On June 28, 2010, the Supreme Court issued a long-awaited decision in Bilski v. Kappos, 561 U.S. ___ (2010), which relates to the extent that processes, especially business methods and processes implemented in computer software, can be patented. Although the patent applicant in Bilski lost, the Supreme Court refused to declare business methods unpatentable or to impose a strict test for patentable processes. The Court refused to endorse any restriction on patentable processes, other than a ban on process patents that cover “laws of nature, physical phenomena [or] abstract ideas.” The door is still open on business method patents.
Bernard Bilski and Rand Warsaw were listed as inventors on a patent application claiming a method of trading in energy commodities that involved the use of a mathematical formula to decide which commodities to buy or sell. The U.S. Patent and Trademark Office (PTO) rejected the application under 35 U.S.C. § 101 as not directed to patentable subject matter because it “is not implemented on a specific apparatus … [and] is not directed to the technological arts.” In 2008, the Federal Circuit affirmed the PTO’s decision. In so doing, the U.S. Court of Appeals for the Federal Circuit (“Federal Circuit”) held that the section of the patent law providing for patents on “processes” only applied to those processes that are “tied to a particular machine or apparatus,” and those that “transform[] a particular article into a different state or thing.” This was called the “Machine or Transformation Test,” which replaced an earlier, much broader standard, under which any process that produced a “useful, concrete and tangible result” could be patented. Under the Federal Circuit’s new strict rule, an inventor of a process may not receive a patent on the process if the process did not meet one of those two criteria.

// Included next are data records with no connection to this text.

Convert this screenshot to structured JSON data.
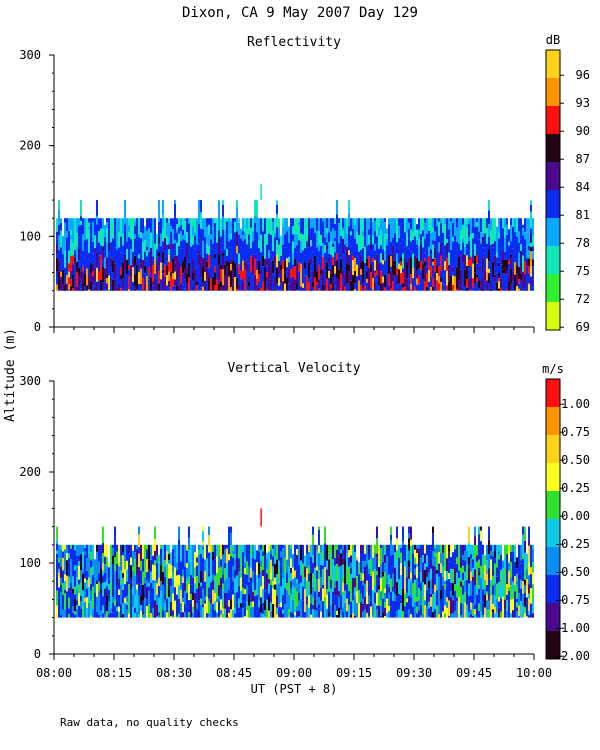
{
  "figure": {
    "title": "Dixon, CA  9 May 2007  Day 129",
    "ylabel": "Altitude (m)",
    "xlabel": "UT  (PST + 8)",
    "footnote": "Raw data, no quality checks"
  },
  "chart_data": [
    {
      "type": "heatmap",
      "title": "Reflectivity",
      "ylabel": "Altitude (m)",
      "xlabel": "UT  (PST + 8)",
      "x_ticks": [
        "08:00",
        "08:15",
        "08:30",
        "08:45",
        "09:00",
        "09:15",
        "09:30",
        "09:45",
        "10:00"
      ],
      "xlim": [
        "08:00",
        "10:00"
      ],
      "ylim": [
        0,
        300
      ],
      "y_ticks": [
        0,
        100,
        200,
        300
      ],
      "colorbar": {
        "unit": "dB",
        "labels": [
          96,
          93,
          90,
          87,
          84,
          81,
          78,
          75,
          72,
          69
        ],
        "colors": [
          "#ffd21c",
          "#ff9500",
          "#ff1010",
          "#250515",
          "#4a0a90",
          "#0a2cf0",
          "#0aa8ff",
          "#10e8b8",
          "#30f030",
          "#d8ff10"
        ]
      },
      "data_extent": {
        "altitude_min": 40,
        "altitude_max_typical": 120,
        "altitude_max_spikes": 140,
        "altitude_peak": 158
      },
      "palette": [
        "#0a2cf0",
        "#0aa8ff",
        "#10e8b8",
        "#4a0a90",
        "#250515",
        "#ff1010",
        "#ff9500",
        "#ffd21c"
      ]
    },
    {
      "type": "heatmap",
      "title": "Vertical Velocity",
      "ylabel": "Altitude (m)",
      "xlabel": "UT  (PST + 8)",
      "x_ticks": [
        "08:00",
        "08:15",
        "08:30",
        "08:45",
        "09:00",
        "09:15",
        "09:30",
        "09:45",
        "10:00"
      ],
      "xlim": [
        "08:00",
        "10:00"
      ],
      "ylim": [
        0,
        300
      ],
      "y_ticks": [
        0,
        100,
        200,
        300
      ],
      "colorbar": {
        "unit": "m/s",
        "labels": [
          "1.00",
          "0.75",
          "0.50",
          "0.25",
          "0.00",
          "-0.25",
          "-0.50",
          "-0.75",
          "-1.00",
          "-2.00"
        ],
        "colors": [
          "#ff1010",
          "#ff9500",
          "#ffd21c",
          "#ffff20",
          "#30e030",
          "#10c8e8",
          "#0a8cf0",
          "#0a2cf0",
          "#4a0a90",
          "#250515"
        ]
      },
      "data_extent": {
        "altitude_min": 40,
        "altitude_max_typical": 120,
        "altitude_max_spikes": 140,
        "altitude_peak": 160
      },
      "palette": [
        "#0a2cf0",
        "#0a8cf0",
        "#10c8e8",
        "#30e030",
        "#ffff20",
        "#4a0a90",
        "#250515",
        "#ffd21c"
      ]
    }
  ]
}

The Supreme Court held this week that the Federal Circuit’s “Machine or Transformation Test” is too rigid, and that the patent law, as enacted by Congress, contains no such limitation on what processes may be patented. The Supreme Court instead held that the limitations on the types of processes entitled to patent protection are that the patent may not cover “laws of nature, physical phenomena [or] abstract ideas.” The Court did not go so far as to endorse the very broad “useful, concrete and tangible result” test, or to declare that it will not endorse limits in the future, but it would not endorse the Machine or Transformation Test. However, the Court held that the Machine or Transformation question was an important one; as a “clue” to whether a process is patentable or whether it falls into one of the exceptions.
Applying the broader rule and the exceptions, the Court announced that Bilski’s patent claim on how to hedge on energy commodity transactions was an “abstract idea,” and therefore unpatentable.
Four dissenting Justices agreed with the majority that Bilski’s claims were unpatentable, but on different grounds; namely, that so called “business methods” could not be patented. This was the minority view, however, and as such, is not law.
Like all Supreme Court opinions, this opinion can be overturned by Congress through legislation.
The bottom line is that a process cannot be patented if it is merely a law of nature, physical phenomena or an abstract idea. However, if the process is new, non-obvious to one of skill in the particular field of invention, and described with sufficient detail in the patent application -- and produces a useful, concrete and tangible result -- the process may be patentable.